GPU metrics in the Nsight System

Hi,

I am profiling a CUDA application in Nsight System and wondering what is “GPC Clock Frequency” and “SYS Clock Frequency” in GPU metrics. I am getting different values from those clocks, and I can’t find the information of what it is anywhere, including the Nsight System documentation.

Please see User Guide — nsight-systems 2023.4.1 documentation (link to “Available metrics”).

  • GPC Clock Frequency - gpc__cycles_elapsed.avg.per_second
    The average GPC clock frequency in hertz. In public documentation the GPC clock may be called the “Application” clock, “Graphic” clock, “Base” clock, or “Boost” clock. Note: The collection mechanism for GPC can result in a small fluctuation between samples.

  • SYS Clock Frequency - sys__cycles_elapsed.avg.per_second
    The average SYS clock frequency in hertz. The GPU front end (command processor), copy engines, and the performance monitor run at the SYS clock. On Turing and NVIDIA GA100 GPUs the sampling frequency is based upon a period of SYS clocks (not time) so samples per second will vary with SYS clock. On NVIDIA GA10x GPUs the sampling frequency is based upon a fixed frequency clock. The maximum frequency scales linearly with the SYS clock.
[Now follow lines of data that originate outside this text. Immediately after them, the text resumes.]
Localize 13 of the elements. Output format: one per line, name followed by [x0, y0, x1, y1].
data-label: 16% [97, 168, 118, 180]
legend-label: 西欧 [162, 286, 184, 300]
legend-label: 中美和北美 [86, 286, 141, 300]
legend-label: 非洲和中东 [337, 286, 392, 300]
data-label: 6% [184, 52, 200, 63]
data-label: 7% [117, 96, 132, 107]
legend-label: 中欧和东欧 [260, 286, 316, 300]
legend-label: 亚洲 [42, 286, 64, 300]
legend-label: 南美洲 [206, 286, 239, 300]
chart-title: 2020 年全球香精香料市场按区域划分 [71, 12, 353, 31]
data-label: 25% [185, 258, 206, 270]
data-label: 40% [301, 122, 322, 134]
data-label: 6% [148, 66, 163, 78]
Hello, the value of GPC Clock Frequency and SYS Clock Frequency varied in my profiling results,
and the kernel duration is affected by them.

So I want to know why these two frequency affect kernel duration, and how to affect?

I use below code to profile a kernel 1000 times. The kernel duration is ~0.22 ms in the beginning, and ~018 ms at last. I found it’s because of GPC Clock Frequency and SYS Clock Frequency changed.

run_nsys.sh

#!/bin/sh

export OMP_NUM_THREADS=1

export CUDA_VISIBLE_DEVICES=4,5
export PYTORCH_CUDA_ALLOC_CONF=expandable_segments:True

MASTER_ADDR=localhost
MASTER_PORT=29500

nsys profile --gpu-metrics-devices=cuda-visible -o ./report/attn_model_kernel/nsys/tmp1 \
    torchrun --nproc_per_node=2 --master_addr $MASTER_ADDR --master_port $MASTER_PORT prof_kernel.py

prof_kernel.py

import os
import numpy as np

import torch
import torch.distributed as dist

import torch.utils.benchmark as benchmark
from torch.backends.cuda import sdp_kernel, SDPBackend
import torch.multiprocessing as mp

backend_map = {
    SDPBackend.MATH: {"enable_math": True, "enable_flash": False, "enable_mem_efficient": False},
    SDPBackend.FLASH_ATTENTION: {"enable_math": False, "enable_flash": True, "enable_mem_efficient": False},
    SDPBackend.EFFICIENT_ATTENTION: {
        "enable_math": False, "enable_flash": False, "enable_mem_efficient": True}
}

def compute_kernel(max_num=10):
    rank_id = torch.cuda.current_device()
    device = f"cuda:{rank_id}"    
    batch_size = 2
    max_sequence_len = 512
    num_heads = 96
    embed_dimension = 128        
    dtype = torch.bfloat16        
    query = torch.rand(batch_size, num_heads, max_sequence_len, embed_dimension, dtype=dtype, device=device)
    key = torch.rand(batch_size, num_heads, max_sequence_len, embed_dimension, dtype=dtype, device=device)
    value = torch.rand(batch_size, num_heads, max_sequence_len, embed_dimension, dtype=dtype, device=device)
    attn_output = None
    for _ in range(max_num):
        # prof.step()        
        with sdp_kernel(**backend_map[SDPBackend.EFFICIENT_ATTENTION]):
            try:
                # is_causal = True if attention_mask is None and q_len > 1 else False            
                attn_output = torch.nn.functional.scaled_dot_product_attention(
                    query=query,
                    key=key,
                    value=value,
                    attn_mask=None,
                    dropout_p=0.0,
                    is_causal=True,
                )
            except RuntimeError:
                print("EfficientAttention is not supported. See warnings for reasons.")
    return attn_output
   
def main():
    os.environ["NCCL_ASYNC_ERROR_HANDLING"] = "0"
    dist.init_process_group(backend="nccl")
    rank = dist.get_rank()
    my_device = f"cuda:{rank}"
    torch.cuda.set_device(my_device)    
    attn_out = compute_kernel(max_num=1000)

 
if __name__ == "__main__":
    main()

GPCCLK is the clock for the SM and L1TEX cache. Compute bound kernels scale close to linearly with the GPCCLK. It is hard to state how memory bound (L2 or DRAM) limited or latency bound (L2 or DRAM) vary with GPCCLK. In some cases the duration will not be impacted in other cases the compute between issuing dependent memory operations or issuing memory operations at a sufficient rate will be limited by a slower GPCCLK.